Two mechanisms that work well together:
Snapshots capture the full state of an entity at a point in time. Great for “what did the backlog look like last Tuesday?” queries.
Changelog-based versioning tracks individual field changes. More granular, less storage-heavy, and better for “how long was this ticket blocked?” analysis.
We use both: snapshots for portfolio-level reporting, changelog versioning for issue-level deep dives. Overkill? Maybe for small instances. But at scale, you’ll want both sooner than you think.
We chose BigQuery for a few practical reasons:
That said, the same architecture works on Azure SQL, Postgres, or AWS Redshift. Pick what fits your stack. We’ve seen teams run this on Postgres for smaller instances and it works fine — you just lose some of the auto-scaling convenience.
Once the raw data lands in your warehouse, you’ll want to transform it further:
Build data marts for specific use cases — one for the PMO, one for engineering metrics, one for finance. Resist the urge to build one giant “everything table.” It never works.
Generate dimension tables (users, projects, statuses, priorities) that serve as lookup tables across all marts.
Set up automatic user referencing so every user ID in any table resolves to the central user table. Sounds trivial until you realize Jira Cloud uses accountId while Data Center uses username.
Running more than one Jira instance? Common in large enterprises — maybe one Data Center for legacy projects and one Cloud instance for new teams. Or separate instances per business unit that were never consolidated.

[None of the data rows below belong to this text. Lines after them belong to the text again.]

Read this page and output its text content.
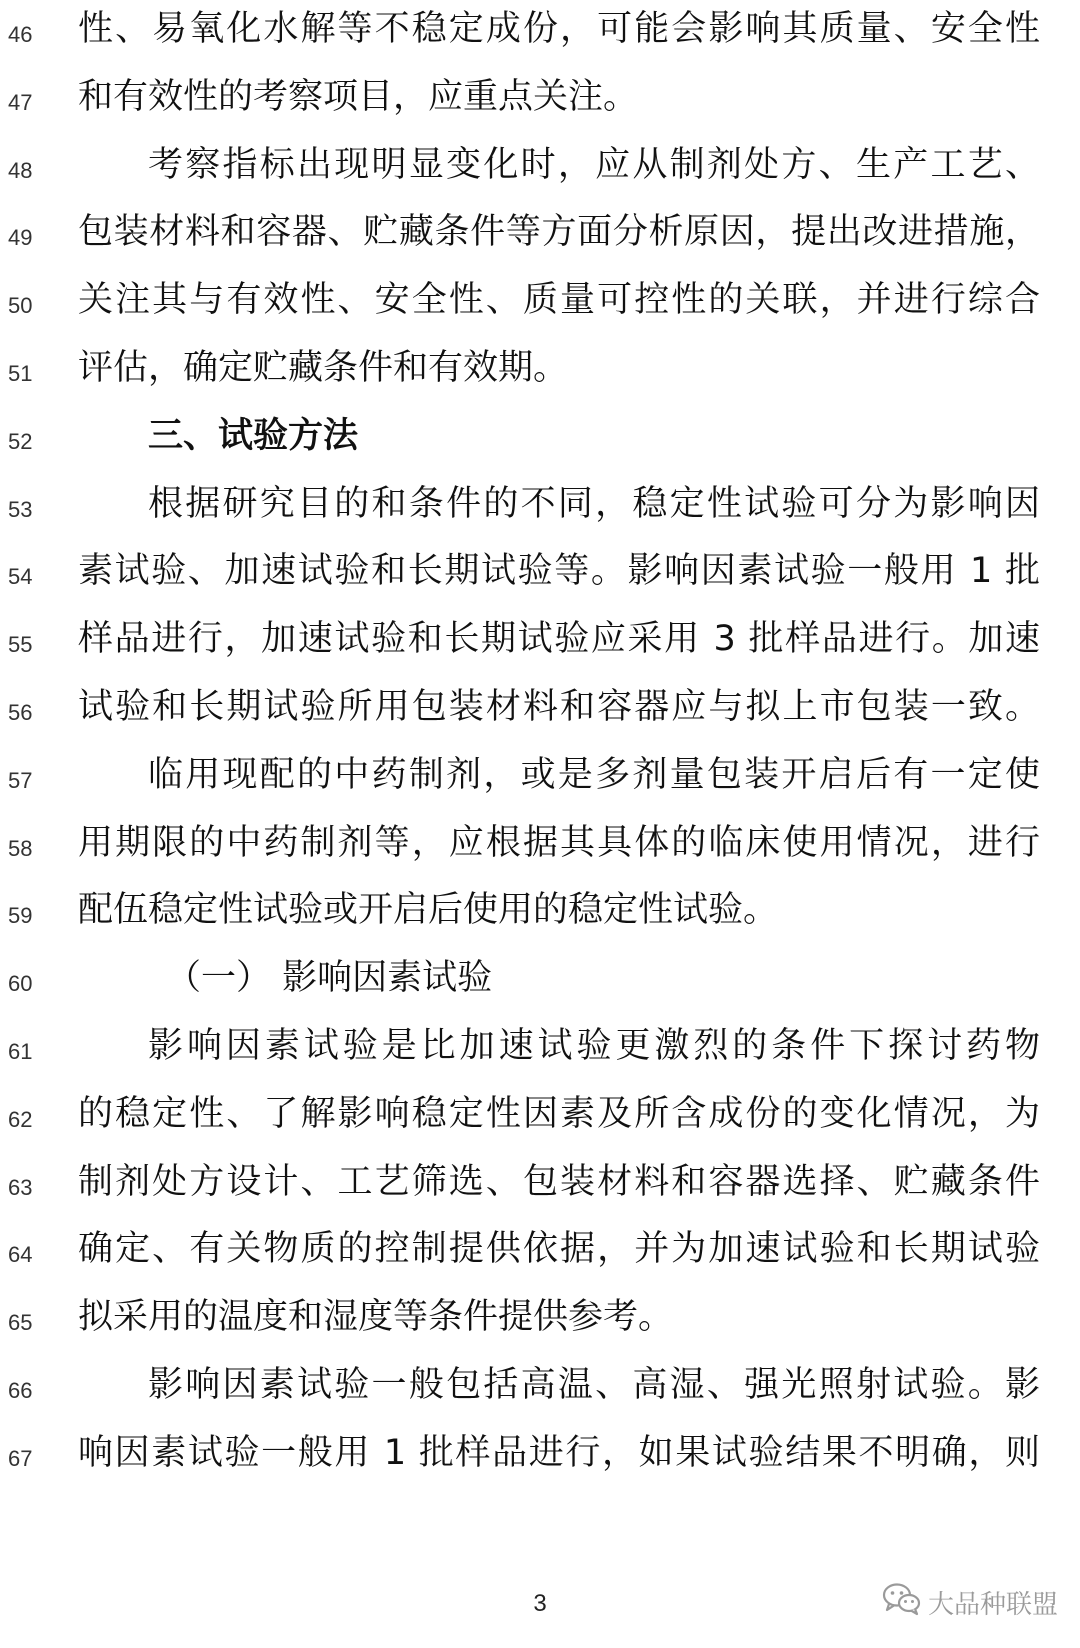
46	性、易氧化水解等不稳定成份，可能会影响其质量、安全性
47	和有效性的考察项目，应重点关注。
48	考察指标出现明显变化时，应从制剂处方、生产工艺、
49	包装材料和容器、贮藏条件等方面分析原因，提出改进措施，
50	关注其与有效性、安全性、质量可控性的关联，并进行综合
51	评估，确定贮藏条件和有效期。
52	三、试验方法
53	根据研究目的和条件的不同，稳定性试验可分为影响因
54	素试验、加速试验和长期试验等。影响因素试验一般用 1 批
55	样品进行，加速试验和长期试验应采用 3 批样品进行。加速
56	试验和长期试验所用包装材料和容器应与拟上市包装一致。
57	临用现配的中药制剂，或是多剂量包装开启后有一定使
58	用期限的中药制剂等，应根据其具体的临床使用情况，进行
59	配伍稳定性试验或开启后使用的稳定性试验。
60	（一） 影响因素试验
61	影响因素试验是比加速试验更激烈的条件下探讨药物
62	的稳定性、了解影响稳定性因素及所含成份的变化情况，为
63	制剂处方设计、工艺筛选、包装材料和容器选择、贮藏条件
64	确定、有关物质的控制提供依据，并为加速试验和长期试验
65	拟采用的温度和湿度等条件提供参考。
66	影响因素试验一般包括高温、高湿、强光照射试验。影
67	响因素试验一般用 1 批样品进行，如果试验结果不明确，则
3	大品种联盟
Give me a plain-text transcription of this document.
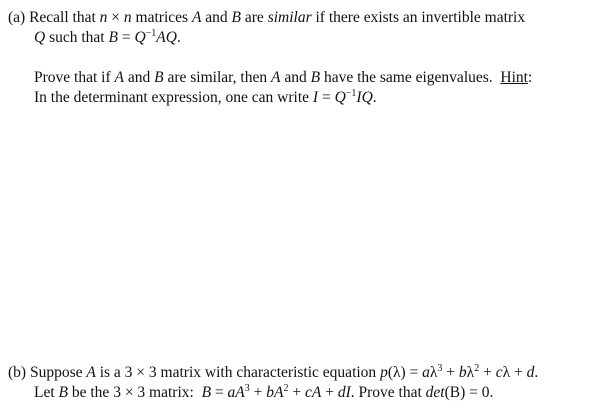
(a) Recall that n × n matrices A and B are similar if there exists an invertible matrix
Q such that $B = Q^{-1}AQ$.
Prove that if A and B are similar, then A and B have the same eigenvalues.  Hint:
In the determinant expression, one can write $I = Q^{-1}IQ$.
(b) Suppose A is a 3 × 3 matrix with characteristic equation $p(\lambda) = a\lambda^3 + b\lambda^2 + c\lambda + d$.
Let B be the 3 × 3 matrix:  $B = aA^3 + bA^2$ + cA + dI. Prove that det(B) = 0.
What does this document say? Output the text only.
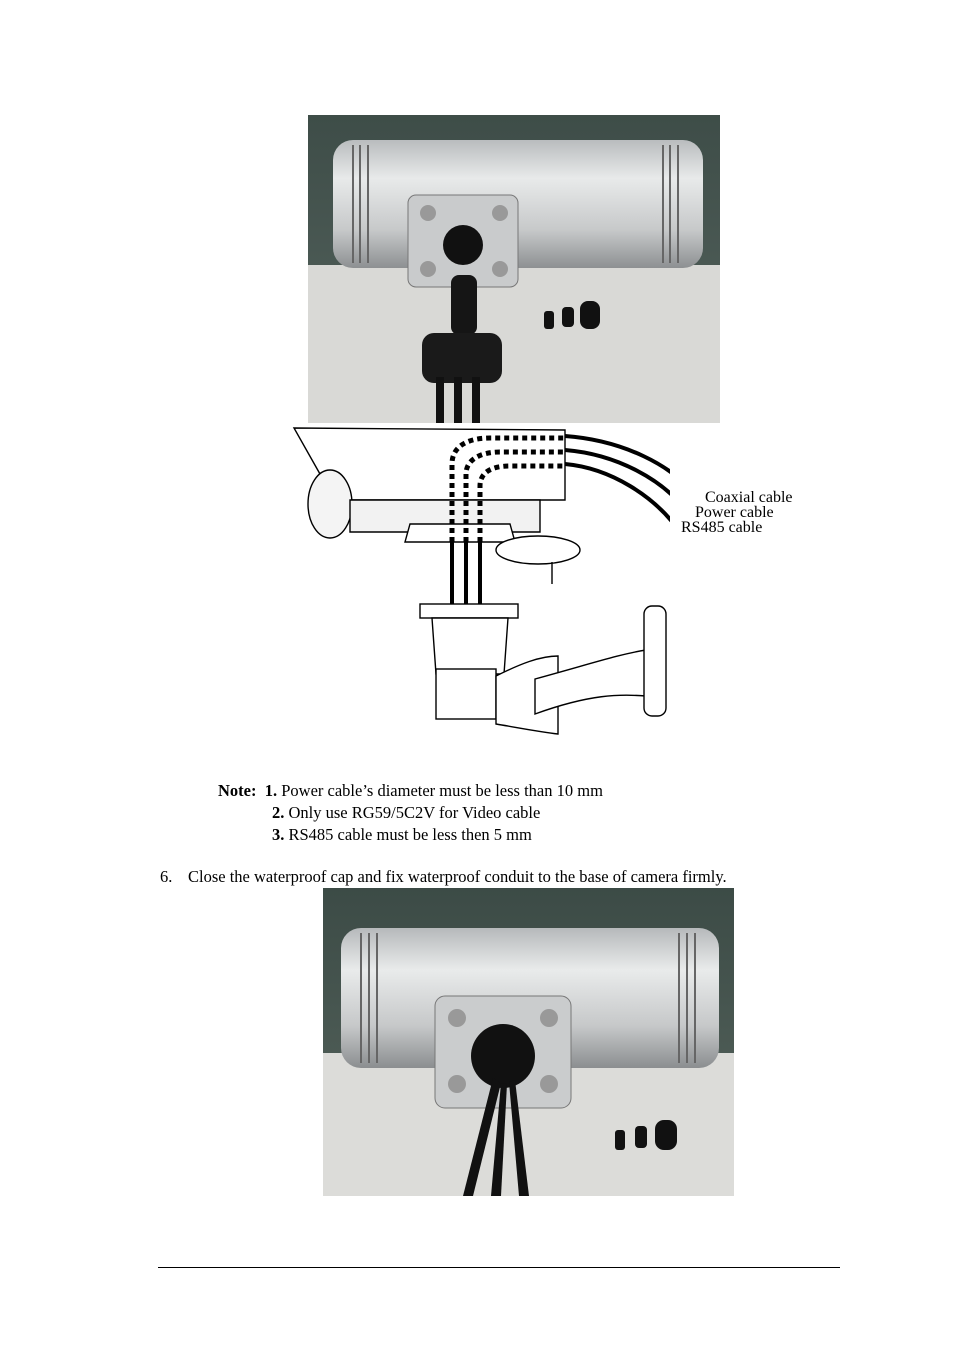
Coaxial cable
Power cable
RS485 cable
Note: 1. Power cable’s diameter must be less than 10 mm
2. Only use RG59/5C2V for Video cable
3. RS485 cable must be less then 5 mm
6. Close the waterproof cap and fix waterproof conduit to the base of camera firmly.
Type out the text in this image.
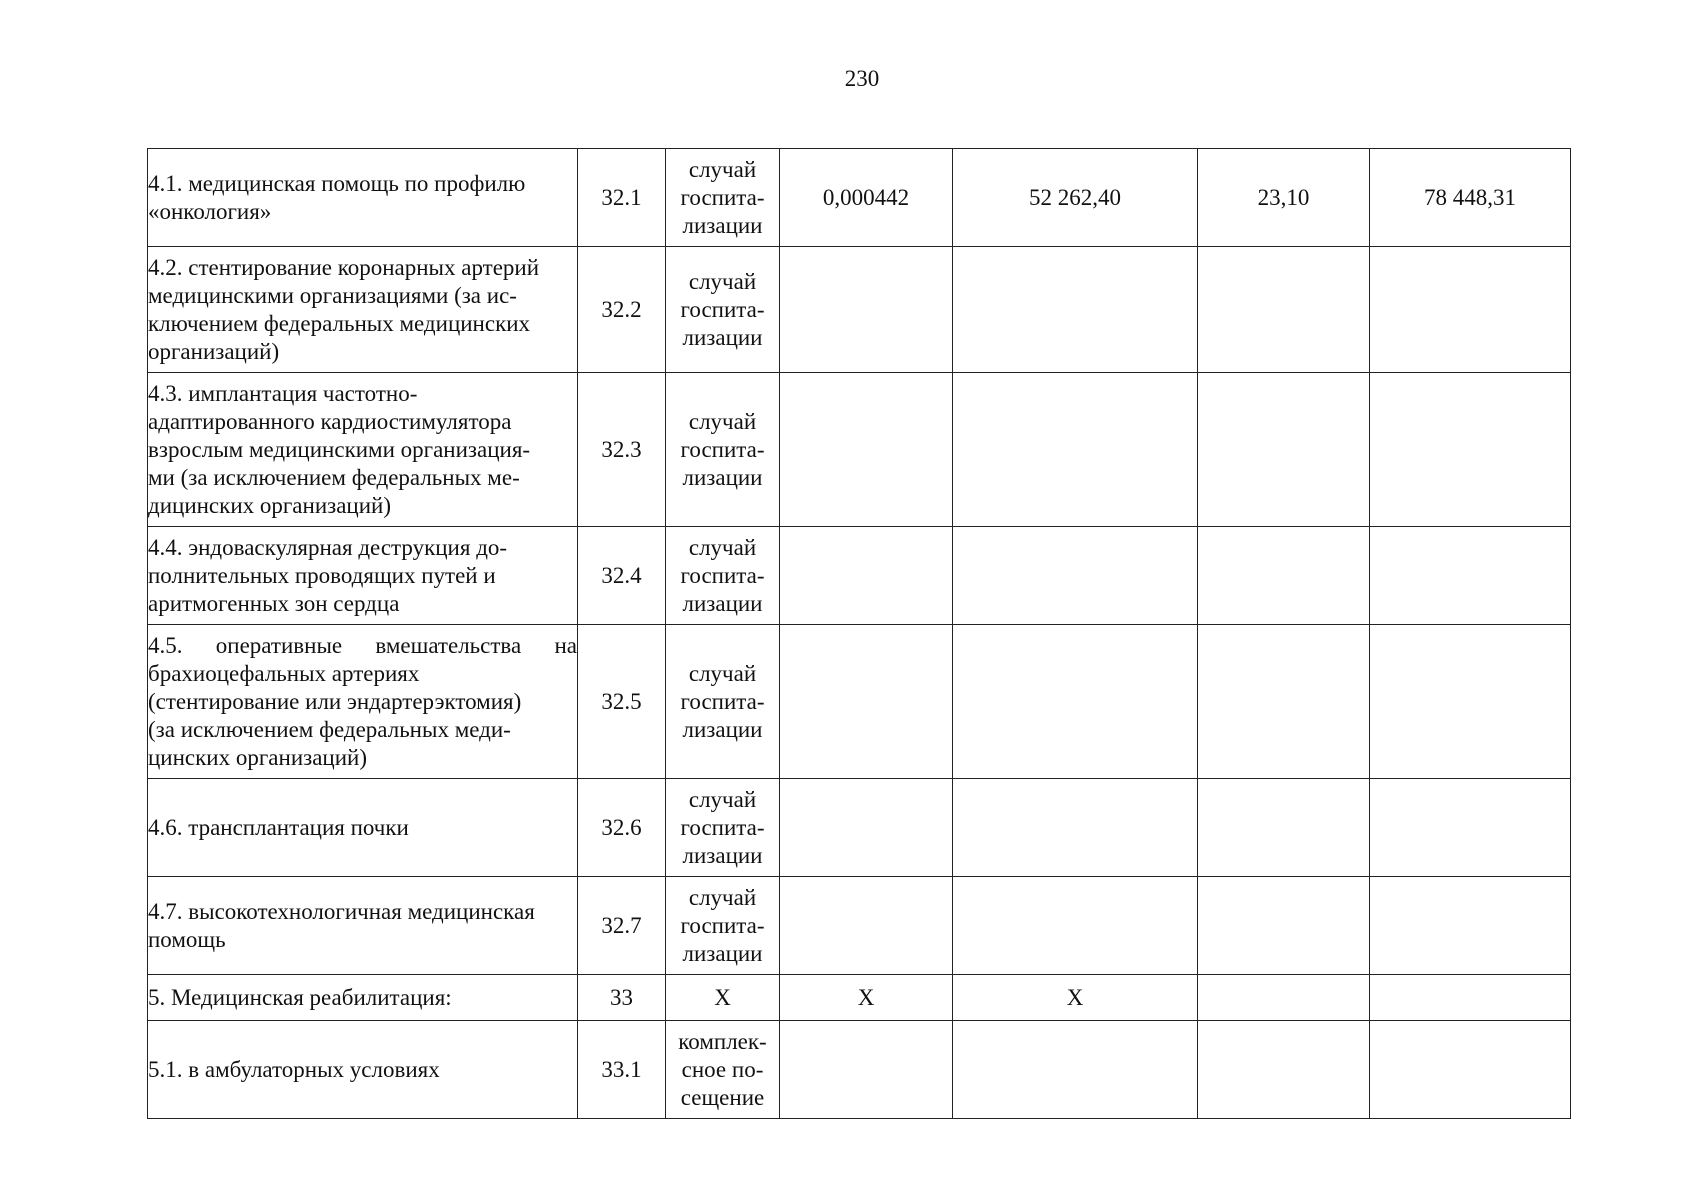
230
4.1. медицинская помощь по профилю
«онкология»	32.1	случай
госпита-
лизации	0,000442	52 262,40	23,10	78 448,31

4.2. стентирование коронарных артерий
медицинскими организациями (за ис-
ключением федеральных медицинских
организаций)	32.2	случай
госпита-
лизации				

4.3. имплантация частотно-
адаптированного кардиостимулятора
взрослым медицинскими организация-
ми (за исключением федеральных ме-
дицинских организаций)	32.3	случай
госпита-
лизации				

4.4. эндоваскулярная деструкция до-
полнительных проводящих путей и
аритмогенных зон сердца	32.4	случай
госпита-
лизации				

4.5. оперативные вмешательства на
брахиоцефальных артериях
(стентирование или эндартерэктомия)
(за исключением федеральных меди-
цинских организаций)	32.5	случай
госпита-
лизации				

4.6. трансплантация почки	32.6	случай
госпита-
лизации				

4.7. высокотехнологичная медицинская
помощь	32.7	случай
госпита-
лизации				

5. Медицинская реабилитация:	33	X	X	X		

5.1. в амбулаторных условиях	33.1	комплек-
сное по-
сещение				
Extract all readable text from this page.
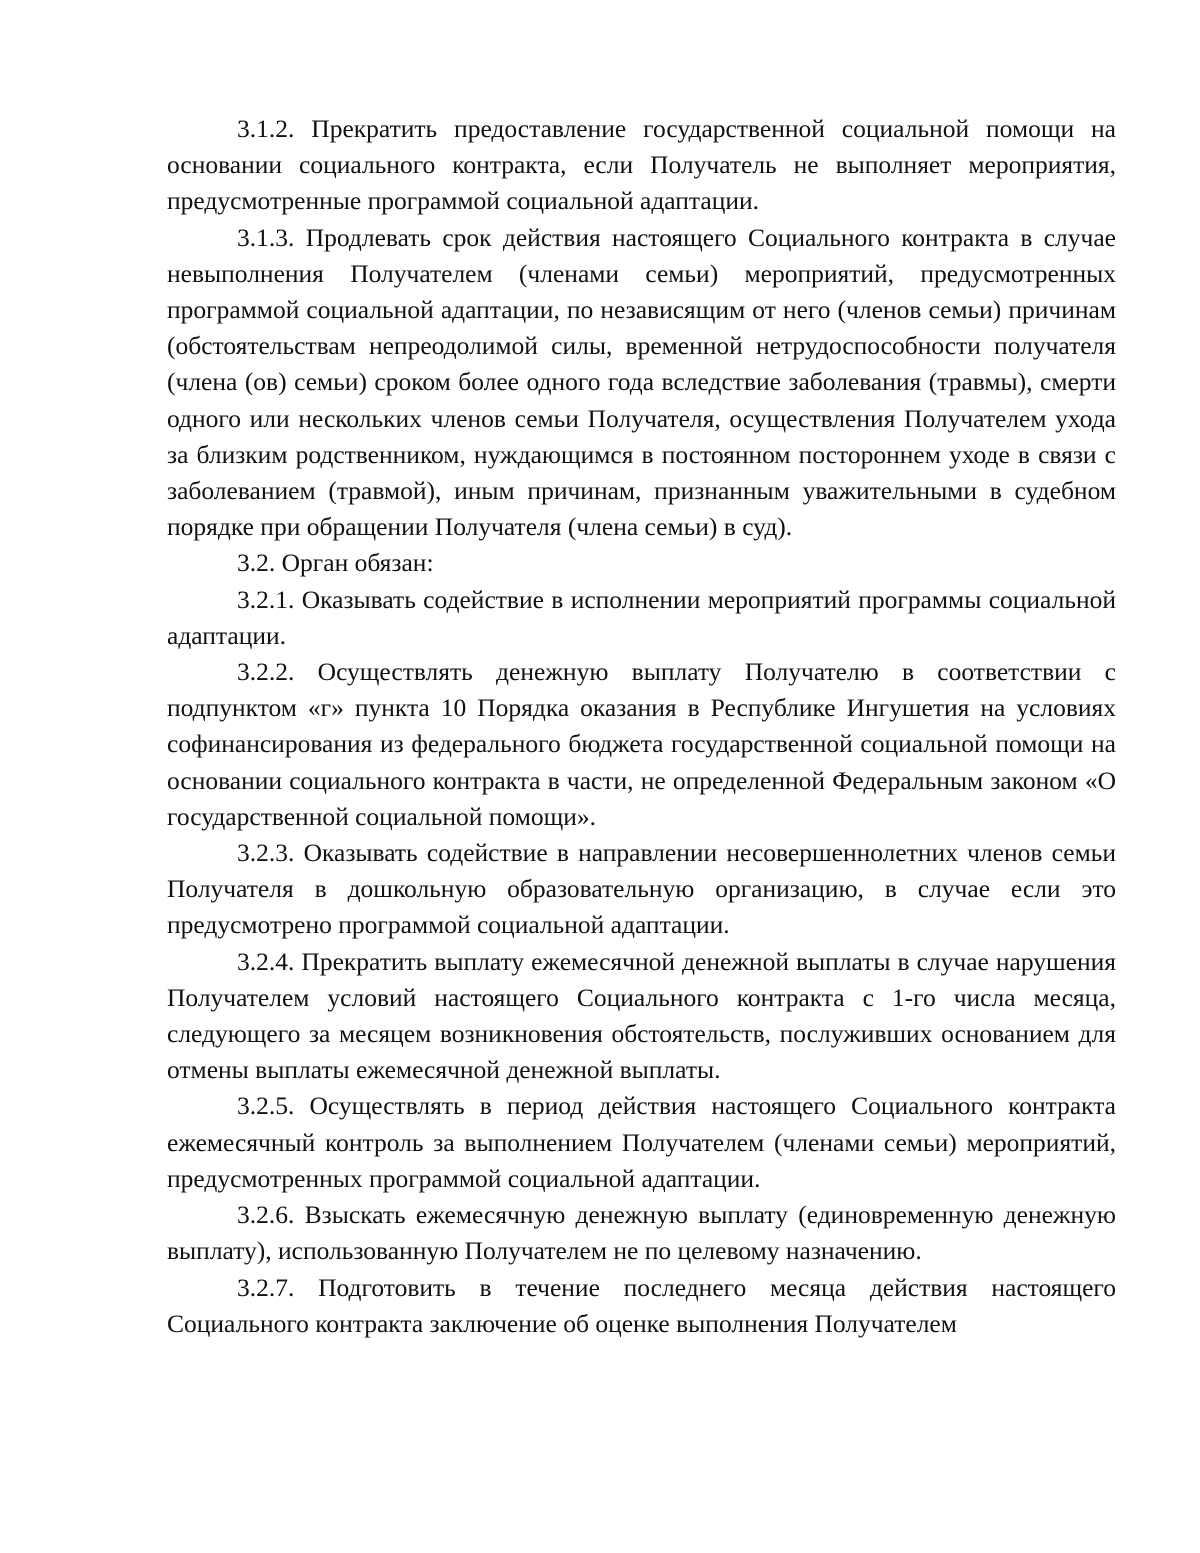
3.1.2. Прекратить предоставление государственной социальной помощи на основании социального контракта, если Получатель не выполняет мероприятия, предусмотренные программой социальной адаптации.

3.1.3. Продлевать срок действия настоящего Социального контракта в случае невыполнения Получателем (членами семьи) мероприятий, предусмотренных программой социальной адаптации, по независящим от него (членов семьи) причинам (обстоятельствам непреодолимой силы, временной нетрудоспособности получателя (члена (ов) семьи) сроком более одного года вследствие заболевания (травмы), смерти одного или нескольких членов семьи Получателя, осуществления Получателем ухода за близким родственником, нуждающимся в постоянном постороннем уходе в связи с заболеванием (травмой), иным причинам, признанным уважительными в судебном порядке при обращении Получателя (члена семьи) в суд).

3.2. Орган обязан:

3.2.1. Оказывать содействие в исполнении мероприятий программы социальной адаптации.

3.2.2. Осуществлять денежную выплату Получателю в соответствии с подпунктом «г» пункта 10 Порядка оказания в Республике Ингушетия на условиях софинансирования из федерального бюджета государственной социальной помощи на основании социального контракта в части, не определенной Федеральным законом «О государственной социальной помощи».

3.2.3. Оказывать содействие в направлении несовершеннолетних членов семьи Получателя в дошкольную образовательную организацию, в случае если это предусмотрено программой социальной адаптации.

3.2.4. Прекратить выплату ежемесячной денежной выплаты в случае нарушения Получателем условий настоящего Социального контракта с 1-го числа месяца, следующего за месяцем возникновения обстоятельств, послуживших основанием для отмены выплаты ежемесячной денежной выплаты.

3.2.5. Осуществлять в период действия настоящего Социального контракта ежемесячный контроль за выполнением Получателем (членами семьи) мероприятий, предусмотренных программой социальной адаптации.

3.2.6. Взыскать ежемесячную денежную выплату (единовременную денежную выплату), использованную Получателем не по целевому назначению.

3.2.7. Подготовить в течение последнего месяца действия настоящего Социального контракта заключение об оценке выполнения Получателем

Our pipeline handles both. The data lands in the same warehouse with an instance identifier, giving you a unified view across all Jira environments. Cross-instance reporting becomes straightforward: compare velocity between teams, or track a project that spans multiple instances.
Portfolio reporting that reflects reality — not the version someone manually updated in a slide deck last week.
Bottleneck analysis. Which workflow step causes the most delays? Which team consistently underestimates story points? The data is there — you just need to be able to query it.
Trend forecasting. With 6+ months of historical data, patterns emerge: seasonal spikes, creeping scope, teams that slow down before releases.
Resource planning based on actual throughput instead of gut feeling and spreadsheet estimates.
Cross-system insights. When Jira data meets SAP financials in one warehouse, finance teams finally get the cost transparency they’ve been asking for. Planned vs. actual, by project, by quarter. That’s hard to argue against.
Keep the raw JSON. Always. In a staging layer. When your data model evolves — and it will — you can reprocess from source without re-extracting. This has saved us more times than we’d like to admit.
Think about security before the first team gets access. PII masking, row-level security, audit logs — bake these in early. Retrofitting security onto a running warehouse with live users is painful and politically messy.
Design for growth. Your first use case might be a simple sprint burndown. But once teams see what’s possible with their data in a proper warehouse, requests multiply fast. Partition your tables, use incremental loads, and keep your schema extensible.